A single lift pass can be purchased to cover the whole of the Portes du Soleil area and costs much less than during the winter months.

===Tour de France===

Morzine has hosted Tour de France stage finishes on several occasions, thanks in part to the proximity of the notoriously steep Col de Joux-Plane climb.

Morzine was the finale of the first mountain stage in the 2003 Tour de France.
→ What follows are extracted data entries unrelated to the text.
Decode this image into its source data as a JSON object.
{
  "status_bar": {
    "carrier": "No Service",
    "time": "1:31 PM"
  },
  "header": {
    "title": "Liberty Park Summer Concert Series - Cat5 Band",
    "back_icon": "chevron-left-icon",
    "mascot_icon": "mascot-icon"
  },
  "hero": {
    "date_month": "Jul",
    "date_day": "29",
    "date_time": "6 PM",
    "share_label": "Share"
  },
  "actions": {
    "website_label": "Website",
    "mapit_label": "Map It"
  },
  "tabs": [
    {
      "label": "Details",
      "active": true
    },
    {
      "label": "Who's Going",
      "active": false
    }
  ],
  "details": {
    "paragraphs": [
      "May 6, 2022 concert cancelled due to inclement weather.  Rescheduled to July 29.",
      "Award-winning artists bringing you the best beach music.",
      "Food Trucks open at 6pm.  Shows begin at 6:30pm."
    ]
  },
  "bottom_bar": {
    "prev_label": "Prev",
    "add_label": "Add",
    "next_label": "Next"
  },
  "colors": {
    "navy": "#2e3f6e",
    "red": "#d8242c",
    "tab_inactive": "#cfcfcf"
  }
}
Stage seven's yellow jersey (for the leader of the general classification) and polka dot jersey (for the leader of the mountains classification) were awarded to Richard Virenque of France's Quick-Step–Davitamon team. Stage 17 of the 2006 Tour de France ended in Morzine, where Floyd Landis did the impossible and gutted out one of the most memorable stage wins in Tour history during the height of the 1992–2012 doping-era. The town was also the starting point for Stage 18. In the 2010 Tour de France Morzine was the finishing location for stage 8.

Morzine again featured in the 2016 Tour de France as the finish for stage 20 – Megève to Morzine.
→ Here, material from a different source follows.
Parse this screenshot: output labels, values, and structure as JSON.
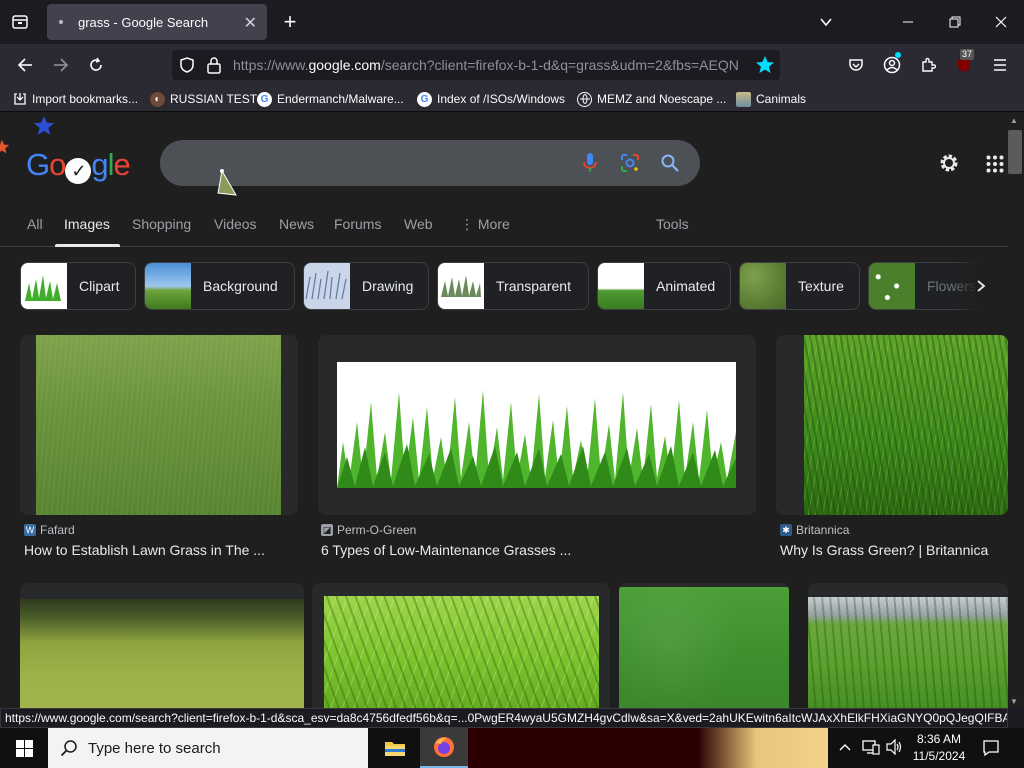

On the 11 and 12 July 2022, the tour visited Morzine again, when it hosted the second rest day of the tour and the start of stage 10.

===Football===

Morzine is home to the annual French Mountain Villages Football Tournament (Tournoi des Montagnes), where the best junior teams compete for a much coveted trophy each June.

==Winter sports==

===Ice hockey===
The town is home to the Morzine-Avoriaz Penguins, an ice hockey team which reached the Ligue Magnus final in 2006, but nowadays plays in the country's minor leagues.

===Skiing and snowboarding===
The intermediate terrain makes the area well suited to beginners and less-seasoned skiers and snowboarders, which has led to the resort being especially popular with families. However more challenging slopes can be found at nearby Avoriaz.

Morzine is closely linked to its neighbours Avoriaz and Les Gets in that they function as linked skiing centres during the winter season. The two resorts are included in the Portes du Soleil ski area, which includes both French and Swiss villages.

==Other events==
Since 2013, the town has hosted the Morzine Harley Days, a major motorcycle and music rally sponsored by Harley-Davidson and organized by its Harley Owners Group. The event reportedly drew 20,000 vehicles and 60,000 fans in 2019.

==Local transport==
The closest airport to Morzine is Geneva Cointrin International Airport, Switzerland. Although there is no rail service directly to Morzine the two closest stations are at Thonon-les-Bains and Cluses, and from these stations local buses are available to the town.